中包みにお金を入れた後は上袋に入れるのですが、さらにふくさに入れる理由とは何なのでしょうか。
慶事も弔辞も上袋は紙でできています。
その為持ち歩いているとやぶれたり、汚れたりする可能性が高いのです。
汚れる事を防ぐためにビニール袋や購入の際に入っていた袋に入れることは失礼にあたるので避けましょう。
お金や品物を渡す時には現物を渡さず、何かに入れて渡すという事が日本人のマナーとなっています。
お渡しする物を汚さないためというのが一番の理由ですが、相手のために最善の礼儀をつくしたという気持ちを表現しています。
御祝儀袋や不主義袋はコンビニエンスストアやスーパーでもすぐに購入できますが、ふくさはすぐには購入できません。
どうしてもふくさが用意できない場合にはハンカチで代用しても良いのですが、年配の方が多い場合ですと失礼にあたる場合もあります。
自分の気持ちをきちんと伝えるために、あらかじめ用意しておくのが良いでしょう。
お金を包む文化はどうやって始まったの?
お金を包む文化は日本人ならではの物ですが、包むという文化の始まりは奈良時代であると言われています。
包む文化の代表である風呂敷は、奈良時代には「ツツム」という名前で呼ばれて大切な物を包まれていました。
「風呂敷」という名前になったのは江戸時代で、お風呂に通う時に着替えを入れるのに便利だったことからそう呼ばれるようになりました。
風呂敷はその便利さから、お風呂だけではなく商いにも使われるようになっていったのです。
売る商品を風呂敷に入れ、売れたら畳んで軽く持って帰れる風呂敷の普及はどんどん進みました。
贈答品は清浄を表す白い紙に包まれるようになりました。
贈答品を包む際にはさまざまな折り方があるのですが、それらを「折形(おりがた)」と呼びました。
贈る物に対してふさわしい折形をする事からそう呼ばれ、この習慣が現在のご祝儀袋や不祝儀袋、水引などに受け継がれています。
お金を包む文化といえば、ポチ袋も含まれますね。
「ポチ」という言葉には「これっぽっち」という謙遜の言葉から来ています。
宴などで演者に渡すおひねりは紙に包んだだけの物で、直接、お金を渡すという事に気が引けてできた文化でした。
そのうちに紙で包んだだけではお金がこぼれてしまうのでポチ袋ができたのです。
日本人がお金を包むという文化は謙遜と便利さから始まったのです。
お金を包むというだけではなく、見た目の良さも重視されるようになってデザイン性の高い風呂敷やポチ袋、御祝儀袋ができました。
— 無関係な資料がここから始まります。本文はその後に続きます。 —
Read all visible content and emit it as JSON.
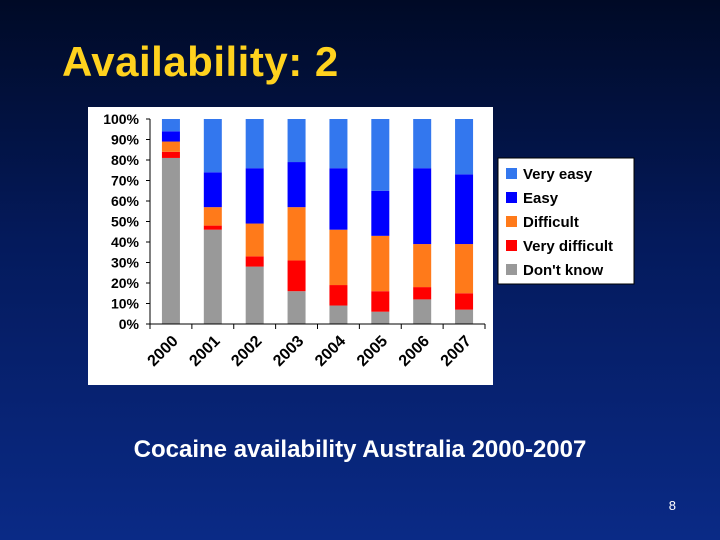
{
  "slide": {
    "title": "Availability: 2",
    "caption": "Cocaine availability Australia 2000-2007",
    "page_number": "8"
  },
  "chart_data": {
    "type": "bar",
    "stacked": true,
    "categories": [
      "2000",
      "2001",
      "2002",
      "2003",
      "2004",
      "2005",
      "2006",
      "2007"
    ],
    "ylim": [
      0,
      100
    ],
    "yticks": [
      "0%",
      "10%",
      "20%",
      "30%",
      "40%",
      "50%",
      "60%",
      "70%",
      "80%",
      "90%",
      "100%"
    ],
    "legend_position": "right",
    "series": [
      {
        "name": "Don't know",
        "color": "#999999",
        "values": [
          81,
          46,
          28,
          16,
          9,
          6,
          12,
          7
        ]
      },
      {
        "name": "Very difficult",
        "color": "#ff0000",
        "values": [
          3,
          2,
          5,
          15,
          10,
          10,
          6,
          8
        ]
      },
      {
        "name": "Difficult",
        "color": "#ff7a1a",
        "values": [
          5,
          9,
          16,
          26,
          27,
          27,
          21,
          24
        ]
      },
      {
        "name": "Easy",
        "color": "#0000ff",
        "values": [
          5,
          17,
          27,
          22,
          30,
          22,
          37,
          34
        ]
      },
      {
        "name": "Very easy",
        "color": "#3377ee",
        "values": [
          6,
          26,
          24,
          21,
          24,
          35,
          24,
          27
        ]
      }
    ]
  }
}
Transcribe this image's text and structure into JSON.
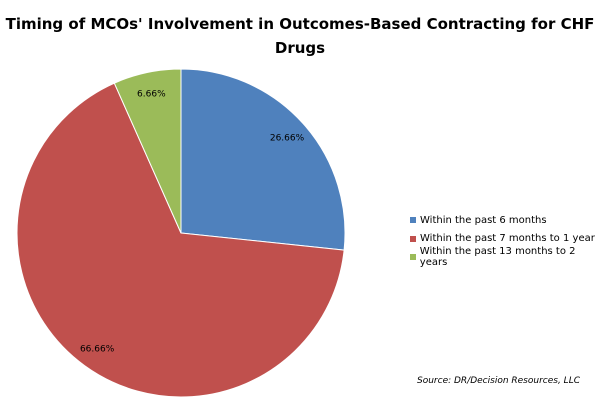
{
  "chart_data": {
    "type": "pie",
    "title": "Timing of MCOs' Involvement in Outcomes-Based Contracting for CHF Drugs",
    "start": "top",
    "direction": "clockwise",
    "legend_position": "right",
    "slices": [
      {
        "name": "Within the past 6 months",
        "value": 26.66,
        "label": "26.66%",
        "color": "#4F81BD"
      },
      {
        "name": "Within the past 7 months to 1 year",
        "value": 66.66,
        "label": "66.66%",
        "color": "#C0504D"
      },
      {
        "name": "Within the past 13 months to 2 years",
        "value": 6.66,
        "label": "6.66%",
        "color": "#9BBB59"
      }
    ],
    "source": "Source: DR/Decision Resources, LLC"
  }
}
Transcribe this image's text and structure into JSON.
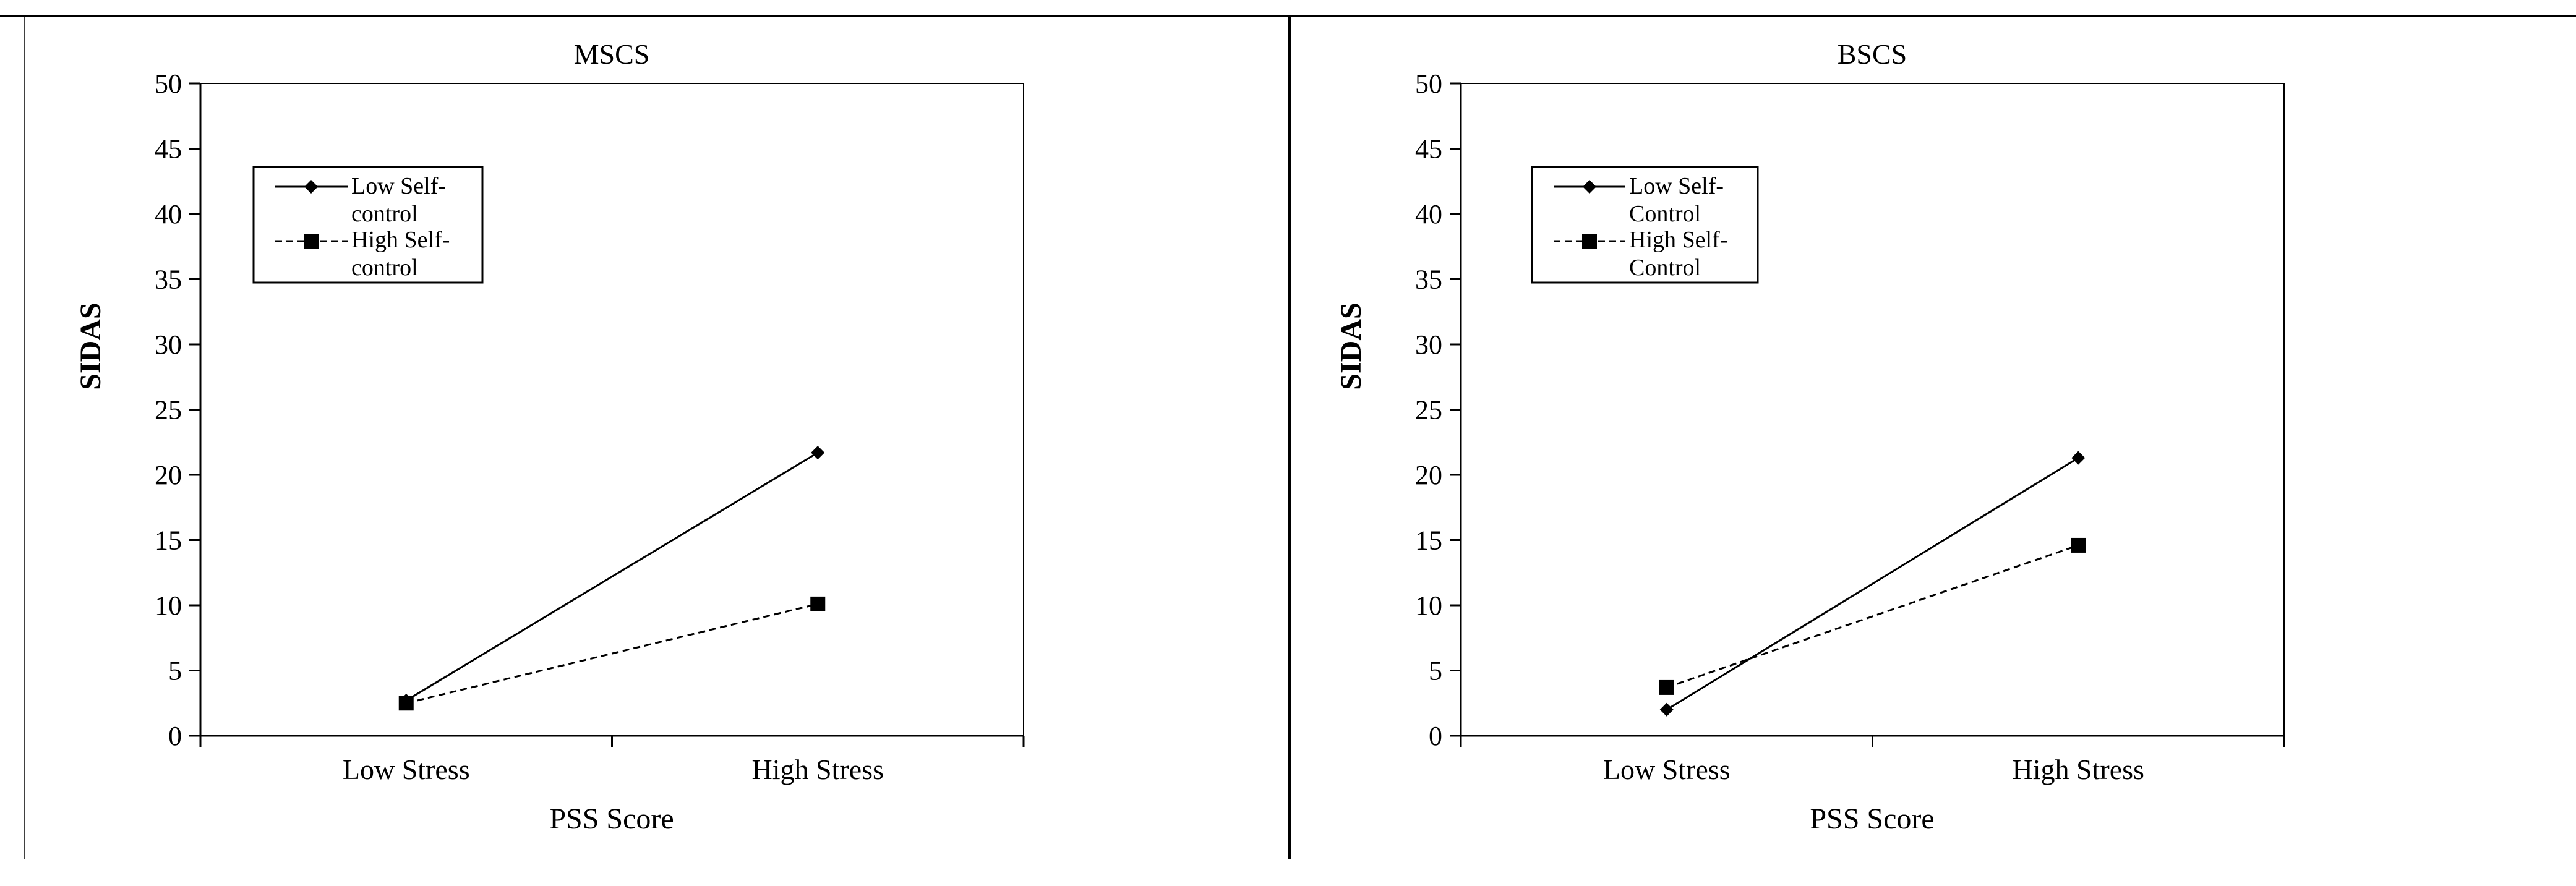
{
  "figure": {
    "background": "#ffffff",
    "line_color": "#000000"
  },
  "chart_data": [
    {
      "type": "line",
      "title": "MSCS",
      "xlabel": "PSS Score",
      "ylabel": "SIDAS",
      "categories": [
        "Low Stress",
        "High Stress"
      ],
      "ylim": [
        0,
        50
      ],
      "yticks": [
        "0",
        "5",
        "10",
        "15",
        "20",
        "25",
        "30",
        "35",
        "40",
        "45",
        "50"
      ],
      "grid": false,
      "legend_position": "top-left",
      "series": [
        {
          "name": "Low Self-control",
          "legend_lines": [
            "Low Self-",
            "control"
          ],
          "values": [
            2.7,
            21.7
          ],
          "line_style": "solid",
          "marker": "diamond"
        },
        {
          "name": "High Self-control",
          "legend_lines": [
            "High Self-",
            "control"
          ],
          "values": [
            2.5,
            10.1
          ],
          "line_style": "dashed",
          "marker": "square"
        }
      ]
    },
    {
      "type": "line",
      "title": "BSCS",
      "xlabel": "PSS Score",
      "ylabel": "SIDAS",
      "categories": [
        "Low Stress",
        "High Stress"
      ],
      "ylim": [
        0,
        50
      ],
      "yticks": [
        "0",
        "5",
        "10",
        "15",
        "20",
        "25",
        "30",
        "35",
        "40",
        "45",
        "50"
      ],
      "grid": false,
      "legend_position": "top-left",
      "series": [
        {
          "name": "Low Self-Control",
          "legend_lines": [
            "Low Self-",
            "Control"
          ],
          "values": [
            2.0,
            21.3
          ],
          "line_style": "solid",
          "marker": "diamond"
        },
        {
          "name": "High Self-Control",
          "legend_lines": [
            "High Self-",
            "Control"
          ],
          "values": [
            3.7,
            14.6
          ],
          "line_style": "dashed",
          "marker": "square"
        }
      ]
    }
  ]
}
相手の方に受け取ってもらいたいのは中身だけなのですが、中身を大切に包むという繊細な気持ちが表れているのです。
まとめ
包むという行為には日本人の気持ちが表されています。
いくつかのマナーがあるのも、相手の方の気持ちによりそうためであり、大切な事なのです。
お金を渡すという事はめずらしいことですよね。
つまり少しマナーを間違えてしまっただけでも失礼にあたるので、注意が必要なのです。
相手の方にきちんと気持ちが届くように、マナーを守ってお金を包みましょう。